Avoid exit(1): In a Jupyter environment, exit() can cause problems. exit is possible in standard Python scripts, but should not be called in Jupyter notebooks. You can use sys.exit() instead: import sys sys.exit(1)

However, the recommended approach is to avoid using exit() or sys.exit() directly, especially in Jupyter notebook environments, where these commands can interrupt the kernel process and cause unnecessary problems.

nocoding03 avatar Oct 11 '24 05:10 nocoding03

@nocoding03 My code/notebook does not use or calls exit. The problem is in the pytroch lightning module.

If you will double-check the provided traceback, you will see that the error comes from ~/.local/lib/python3.10/site-packages/lightning/pytorch/trainer/call.py module.

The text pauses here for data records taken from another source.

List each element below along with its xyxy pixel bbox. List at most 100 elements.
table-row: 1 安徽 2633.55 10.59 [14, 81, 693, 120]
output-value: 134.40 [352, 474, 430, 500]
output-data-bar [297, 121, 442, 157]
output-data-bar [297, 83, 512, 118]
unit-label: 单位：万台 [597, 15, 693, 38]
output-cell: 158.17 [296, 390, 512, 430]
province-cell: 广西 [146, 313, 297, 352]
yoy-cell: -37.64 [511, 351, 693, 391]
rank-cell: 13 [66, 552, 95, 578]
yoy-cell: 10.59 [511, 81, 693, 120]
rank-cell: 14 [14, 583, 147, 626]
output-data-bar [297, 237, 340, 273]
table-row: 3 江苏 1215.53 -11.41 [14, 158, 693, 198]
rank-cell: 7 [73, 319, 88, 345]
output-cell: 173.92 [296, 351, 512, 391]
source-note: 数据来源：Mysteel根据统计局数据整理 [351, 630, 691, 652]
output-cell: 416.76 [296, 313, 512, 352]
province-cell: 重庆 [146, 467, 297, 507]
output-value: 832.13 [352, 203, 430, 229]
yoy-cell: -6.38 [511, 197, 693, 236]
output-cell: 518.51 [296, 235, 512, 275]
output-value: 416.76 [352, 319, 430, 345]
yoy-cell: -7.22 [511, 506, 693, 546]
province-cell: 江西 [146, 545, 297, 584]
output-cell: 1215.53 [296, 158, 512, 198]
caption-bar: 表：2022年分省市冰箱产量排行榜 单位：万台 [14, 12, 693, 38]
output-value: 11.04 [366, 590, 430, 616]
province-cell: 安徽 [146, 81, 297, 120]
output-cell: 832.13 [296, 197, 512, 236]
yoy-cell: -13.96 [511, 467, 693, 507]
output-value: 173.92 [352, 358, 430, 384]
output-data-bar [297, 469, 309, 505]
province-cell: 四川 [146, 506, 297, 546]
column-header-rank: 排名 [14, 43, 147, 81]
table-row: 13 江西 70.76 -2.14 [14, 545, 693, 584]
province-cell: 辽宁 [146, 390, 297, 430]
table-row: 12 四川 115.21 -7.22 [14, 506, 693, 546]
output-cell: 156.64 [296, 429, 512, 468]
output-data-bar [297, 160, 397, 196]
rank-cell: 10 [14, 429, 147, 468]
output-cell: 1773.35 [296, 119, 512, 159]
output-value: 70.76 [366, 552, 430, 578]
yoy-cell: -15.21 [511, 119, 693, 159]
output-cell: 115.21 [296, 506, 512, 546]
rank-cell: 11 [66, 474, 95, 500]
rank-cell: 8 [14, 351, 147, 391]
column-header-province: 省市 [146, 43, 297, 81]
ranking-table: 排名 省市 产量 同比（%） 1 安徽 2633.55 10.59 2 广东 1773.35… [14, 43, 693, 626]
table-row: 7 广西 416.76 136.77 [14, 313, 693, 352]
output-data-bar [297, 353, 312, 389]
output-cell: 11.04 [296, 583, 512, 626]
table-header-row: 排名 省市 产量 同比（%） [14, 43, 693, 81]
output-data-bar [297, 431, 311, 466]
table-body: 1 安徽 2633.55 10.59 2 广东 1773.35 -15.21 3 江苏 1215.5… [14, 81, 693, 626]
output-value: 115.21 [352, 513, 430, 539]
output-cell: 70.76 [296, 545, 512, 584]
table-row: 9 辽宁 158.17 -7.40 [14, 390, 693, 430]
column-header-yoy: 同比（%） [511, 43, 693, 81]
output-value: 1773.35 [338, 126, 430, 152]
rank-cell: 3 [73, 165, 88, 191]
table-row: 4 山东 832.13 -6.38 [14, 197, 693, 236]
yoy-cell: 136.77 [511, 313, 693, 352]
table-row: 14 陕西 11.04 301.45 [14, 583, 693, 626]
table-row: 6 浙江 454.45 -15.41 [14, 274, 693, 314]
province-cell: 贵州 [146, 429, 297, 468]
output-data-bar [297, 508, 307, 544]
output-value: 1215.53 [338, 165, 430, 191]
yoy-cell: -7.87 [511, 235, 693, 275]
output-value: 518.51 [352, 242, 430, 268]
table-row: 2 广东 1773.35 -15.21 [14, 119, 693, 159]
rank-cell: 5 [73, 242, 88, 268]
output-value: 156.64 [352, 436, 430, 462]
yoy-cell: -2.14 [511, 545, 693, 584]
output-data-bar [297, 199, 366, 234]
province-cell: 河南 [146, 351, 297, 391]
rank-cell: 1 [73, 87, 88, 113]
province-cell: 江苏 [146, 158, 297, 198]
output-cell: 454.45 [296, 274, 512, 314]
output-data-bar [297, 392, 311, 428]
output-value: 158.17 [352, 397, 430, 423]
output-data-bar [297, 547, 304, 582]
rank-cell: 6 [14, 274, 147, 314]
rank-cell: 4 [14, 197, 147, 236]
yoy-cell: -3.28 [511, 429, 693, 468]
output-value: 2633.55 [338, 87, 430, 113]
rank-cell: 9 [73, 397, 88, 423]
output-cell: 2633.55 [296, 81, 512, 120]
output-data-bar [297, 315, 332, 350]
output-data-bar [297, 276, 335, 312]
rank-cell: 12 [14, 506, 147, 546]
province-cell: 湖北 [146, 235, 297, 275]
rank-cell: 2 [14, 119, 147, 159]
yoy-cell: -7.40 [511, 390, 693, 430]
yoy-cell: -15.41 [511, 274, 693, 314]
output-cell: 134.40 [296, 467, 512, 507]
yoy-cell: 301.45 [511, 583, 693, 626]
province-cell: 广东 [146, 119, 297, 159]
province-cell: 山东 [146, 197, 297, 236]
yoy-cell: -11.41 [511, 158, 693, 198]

asigalov61 avatar Oct 25 '24 08:10 asigalov61

I also see that issue in lightning v2.4.0 and torch v2.5.1 while training in jupyter nb. Once stopping the training run, instead of performing gracefully shutdown, I get this error

NameError                                 Traceback (most recent call last)
/usr/local/lib/python3.10/dist-packages/lightning/pytorch/trainer/call.py in _call_and_handle_interrupt(trainer, trainer_fn, *args, **kwargs)
     62         if isinstance(launcher, _SubprocessScriptLauncher):
     63             launcher.kill(_get_sigkill_signal())
---> 64         exit(1)
     65 
     66     except BaseException as exception:

NameError: name ‘exit’ is not defined

seems to be an issue with lightning not importing exit from sys (exit(0)) not defined

ori-kron-wis avatar Dec 19 '24 14:12 ori-kron-wis

same issue in 2.5.0 - but it even fails when defining the trainer and kills the kernel

odusseys avatar Dec 31 '24 10:12 odusseys

What's the status of this? The bug was reported 5 months ago in that specific branch https://github.com/Lightning-AI/pytorch-lightning/pull/19976 authored by @awaelchli and approved by @lantiga. There seems to be no activity in fixing this. My understanding is that importing exit from sys should be sufficient to fix it but I might miss something.

canergen avatar Jan 13 '25 21:01 canergen

Use this by now:

try:
    trainer.fit(model, train_loader, val_loader)
except NameError as e:
    import gc
    gc.collect()
    torch.cuda.empty_cache()

jamartinh avatar May 06 '25 20:05 jamartinh